Bernard Drainville cites fears for safety as he backs out of Charter debate
A provincial minister has suddenly backed out of a debate on the Charter of Values.
Bernard Drainville, the minister responsible for the Charter, announced Thursday morning that he would not take part in a debate scheduled to occur at noon at Concordia University.
"I’m always careful not to discuss security issues but let us say there was a security issue there," said Drainville, while in Quebec City.
Concordia's Graduate Student Association had invited Drainville, along with Liberal MNA Kathleen Weil and Quebec Solidaire member André Frappier, for a debate followed by a question and answer session open to the general public. Despite Drainville's decision not to attend the debate will still take place.
After hearing about the debate another group at the school organized a protest to "oppose the xenophobic Charter."
QPIRG, the Quebec Public Interest Research Group, which has well-known protester Jaggi Singh as a full-time staff member, had put out a call to begin a protest at 11:30 a.m. outside the room where the debate was to take place.
"I think we have to keep on debating respectfully and I think the risk of things getting out of control was far too high for this particular event and that’s when I decided to make the reasonable and responsible decision not to attend," said Drainville.
Charter opponents said Drainville should have been willing to face questions from the public, and trusted security staff to do their job.
"I think it speaks volumes about their confidence in being able to defend their project," said Christina Xydous. "This would have been frank questions coming from people that are directly affected by the provisions of the Charter itself."
Singh has taken part in several protests against the Charter, including on Oct. 25, when he and several other people went to the Parti Quebecois caucus meeting in central Quebec.
Some expressed disappointment with Drainville's absence. “Everybody knows that Concordia has huge immigrants who are going to be future settlers of this province,” said Amani Hassani, Concordia graduate student. “I am very interested in hearing his opinion about young Quebecers who were born and raised here and are Muslim, Jewish or Sikh and who are part of this society.”
Others expressed skepticism about whether the visit would have imperiled the minister.

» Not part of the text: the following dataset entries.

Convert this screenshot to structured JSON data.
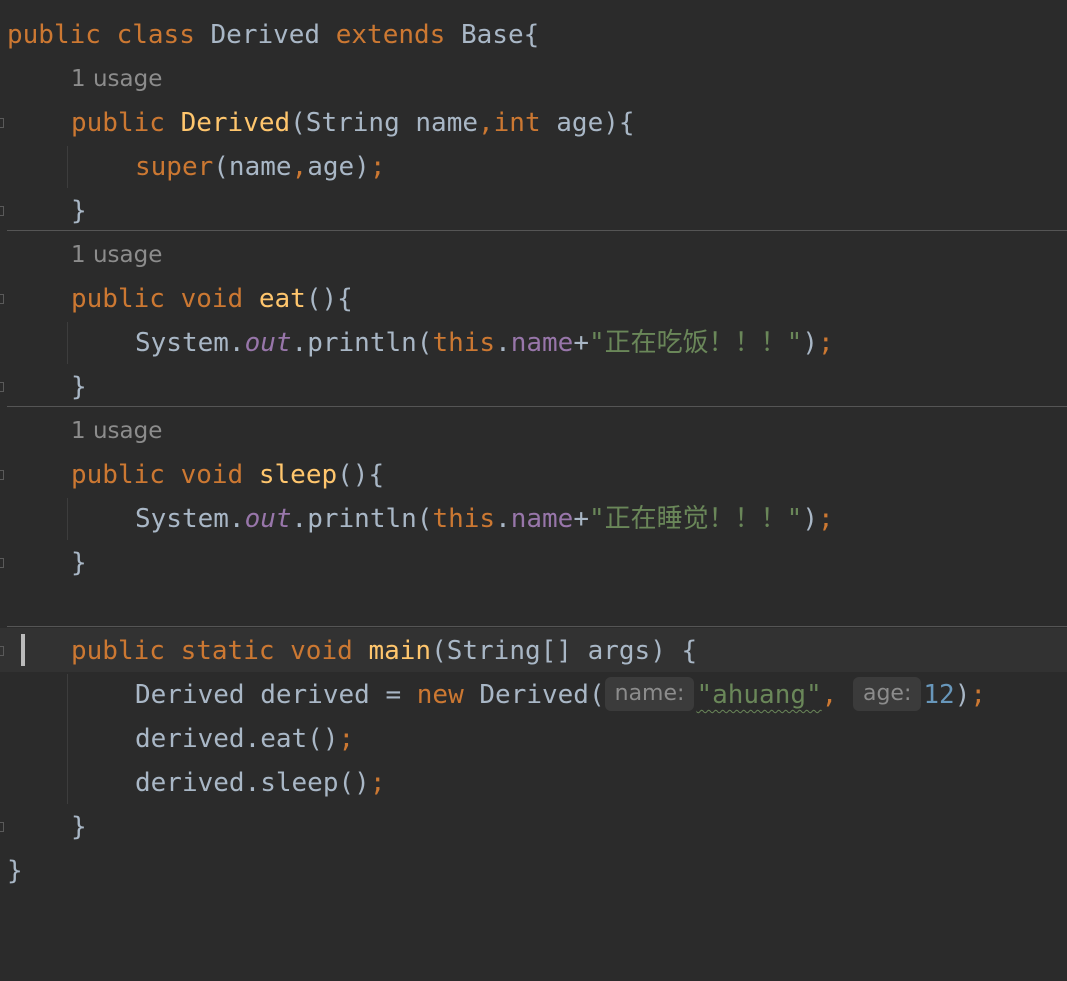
{
  "code": {
    "class_line": {
      "k_public": "public",
      "k_class": "class",
      "name": "Derived",
      "k_extends": "extends",
      "base": "Base{"
    },
    "usage_label": "1 usage",
    "constructor": {
      "k_public": "public",
      "name": "Derived",
      "open": "(String name",
      "comma": ",",
      "k_int": "int",
      "rest": " age){",
      "body_super": "super",
      "body_args": "(name",
      "body_comma": ",",
      "body_args2": "age)",
      "body_semi": ";",
      "close": "}"
    },
    "eat": {
      "k_public": "public",
      "k_void": "void",
      "name": "eat",
      "params": "(){",
      "sys": "System.",
      "out": "out",
      "println": ".println(",
      "k_this": "this",
      "dot": ".",
      "field": "name",
      "plus": "+",
      "str": "\"正在吃饭！！！\"",
      "close_paren": ")",
      "semi": ";",
      "close": "}"
    },
    "sleep": {
      "k_public": "public",
      "k_void": "void",
      "name": "sleep",
      "params": "(){",
      "sys": "System.",
      "out": "out",
      "println": ".println(",
      "k_this": "this",
      "dot": ".",
      "field": "name",
      "plus": "+",
      "str": "\"正在睡觉！！！\"",
      "close_paren": ")",
      "semi": ";",
      "close": "}"
    },
    "main": {
      "k_public": "public",
      "k_static": "static",
      "k_void": "void",
      "name": "main",
      "params": "(String[] args) {",
      "l1_decl": "Derived derived = ",
      "l1_new": "new",
      "l1_ctor": " Derived(",
      "hint_name": "name:",
      "l1_str": "\"ahuang\"",
      "l1_comma": ",",
      "hint_age": "age:",
      "l1_num": "12",
      "l1_close": ")",
      "l1_semi": ";",
      "l2_call": "derived.eat()",
      "l2_semi": ";",
      "l3_call": "derived.sleep()",
      "l3_semi": ";",
      "close": "}"
    },
    "class_close": "}"
  },
  "colors": {
    "background": "#2b2b2b",
    "keyword": "#cc7832",
    "function": "#ffc66d",
    "text": "#a9b7c6",
    "field": "#9876aa",
    "string": "#6a8759",
    "number": "#6897bb",
    "hint": "#8c8c8c"
  }
}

“Coming to a university isn't any less secure place than anywhere else he could go for a meeting or something like that, so I think that might just be an excuse,” said student Roshana Jahanger.
The group that invited Drainville echoed those sentiments and said that measures had been taken to ensure a safe trip.
“The Parti Quebecois was promised entire security and we are disappointed that the minister is not here to explain to our members, who are from a huge multicultural background,” said Vignesh Shankar of Concordia’s Graduate Students’ Association.
Crowd booed until debate ended
Drainville's refusal to participate in the debate comes several days after charter opponents were booed off a stage at UQAM.
At a public debate organized by the Quebec Secular Movement (MLQ), outspoken anti-Islamist Djemila Benhabib said she was incapable of being civil to opponents of the Charter.
"I cannot talk in any fashion to Islamists," said Benhabib. "An ocean of blood separates us."
Many statements by Benhabib were cheered by the crowd, and statements by the other speakers, namely QS MNA Amir Khadir and Alexa Conradi, leader of the Women's Federation of Quebec, were mocked and booed.
Exhortations from moderator Daniel Turp for the crowd to calm down were ignored, and eventually Conradi and Khadir left the stage out of frustration.